Monday, February 25, 2013

AnThe Unprecedented Shift In Attitudes About Gay Marriage

In a piece that will likely cause the anti-gay professional Christians and hate group leaders to wail and gnash their teeth, Business Insider looks at the huge shifts that have occurred in public support for same sex marriage.  And the piece gives a great deal of credit to Barrack Obama for the the shift in support even though he has done little substantively to champion gay marriage rights.  The article also notes that religious based bigotry remains the main predictor of opposition to gay marriage and anti-gay animus in general.  Here are some excerpts:

But despite the rhetoric, Obama has taken few steps to influence a change of policy. That changed Friday night, as his administration weighed in with a friend-of-the-court brief in the Supreme Court case on Section 3 of the DOMA case, urging it to be struck down as unconstitutional.

"The law denies to tens of thousands of same-sex couples who are legally married under state law an array of important federal benefits that are available to legally married opposite-sex couples. Because this discrimination cannot be justified as substantially furthering any important governmental interest, Section 3 is unconstitutional," Solicitor General Donald Verrilli wrote.

Polls show that by weighing in, Obama and the White House are siding with the majority of Americans.  In the last decade — and especially in the last few years — Americans' attitude toward gay marriage has shifted dramatically.  . . . . ."The change in attitude is certainly unprecedented," Greg Smith, a senior researcher at the Pew Research Center, told Business Insider in November. 

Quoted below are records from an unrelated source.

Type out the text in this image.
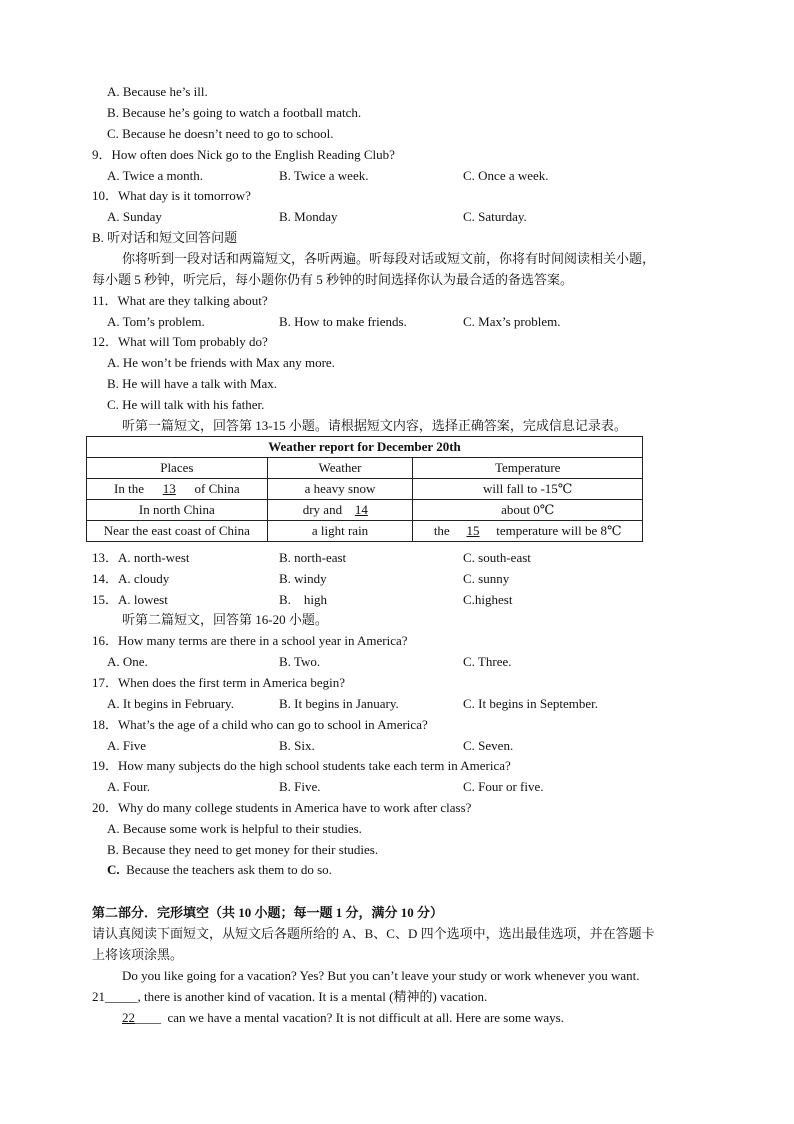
A. Because he’s ill.
B. Because he’s going to watch a football match.
C. Because he doesn’t need to go to school.
9．How often does Nick go to the English Reading Club?
A. Twice a month.	B. Twice a week.	C. Once a week.
10．What day is it tomorrow?
A. Sunday	B. Monday	C. Saturday.
B. 听对话和短文回答问题
你将听到一段对话和两篇短文，各听两遍。听每段对话或短文前，你将有时间阅读相关小题，
每小题 5 秒钟，听完后，每小题你仍有 5 秒钟的时间选择你认为最合适的备选答案。
11．What are they talking about?
A. Tom’s problem.	B. How to make friends.	C. Max’s problem.
12．What will Tom probably do?
A. He won’t be friends with Max any more.
B. He will have a talk with Max.
C. He will talk with his father.
听第一篇短文，回答第 13-15 小题。请根据短文内容，选择正确答案，完成信息记录表。
Weather report for December 20th		
Places	Weather	Temperature
In the 13 of China	a heavy snow	will fall to -15℃
In north China	dry and 14	about 0℃
Near the east coast of China	a light rain	the 15 temperature will be 8℃
13．A. north-west	B. north-east	C. south-east
14．A. cloudy	B. windy	C. sunny
15．A. lowest	B.    high	C.highest
听第二篇短文，回答第 16-20 小题。
16．How many terms are there in a school year in America?
A. One.	B. Two.	C. Three.
17．When does the first term in America begin?
A. It begins in February.	B. It begins in January.	C. It begins in September.
18．What’s the age of a child who can go to school in America?
A. Five	B. Six.	C. Seven.
19．How many subjects do the high school students take each term in America?
A. Four.	B. Five.	C. Four or five.
20．Why do many college students in America have to work after class?
A. Because some work is helpful to their studies.
B. Because they need to get money for their studies.
C.  Because the teachers ask them to do so.
第二部分．完形填空（共 10 小题；每一题 1 分，满分 10 分）
请认真阅读下面短文，从短文后各题所给的 A、B、C、D 四个选项中，选出最佳选项，并在答题卡
上将该项涂黑。
Do you like going for a vacation? Yes? But you can’t leave your study or work whenever you want.
21_____, there is another kind of vacation. It is a mental (精神的) vacation.
22____  can we have a mental vacation? It is not difficult at all. Here are some ways.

The shift has been similar at the state level. For example, in Iowa, a moderate swing state where same-sex marriage has been legal since 2009, two Public Policy Polling surveys show a 10-point net increase in support for gay marriage over the past 16 months alone. According to the PPP survey conducted this month, 76 percent of those surveyed said the state's legalization of same-sex marriage had no effect on their lives.

What's driving support? Self-identified independent voters. Here's a look at how they've shifted in Iowa from October 2011 to February 2013:


Religious attitudes continue to be the main driver of the opposition to gay marriage. Gallup found in a December poll that 63 percent of Americans opposed to gay marriage said they were opposed because of religious-related reasons. According to the same poll, 53 percent of respondents said they favored legalizing gay marriage, tying a record high..

The other big holdouts are conservatives and Republicans. According to Gallup, only 30 percent of Republicans think gay marriage should be legal. That compares with an astounding 73 percent of Democrats and 55 percent of Independents. 

The tie cited between religious extremists and Republicans, of course, is due to the fact that the GOP has become a sectarian party  controlled by Christofascist extremists.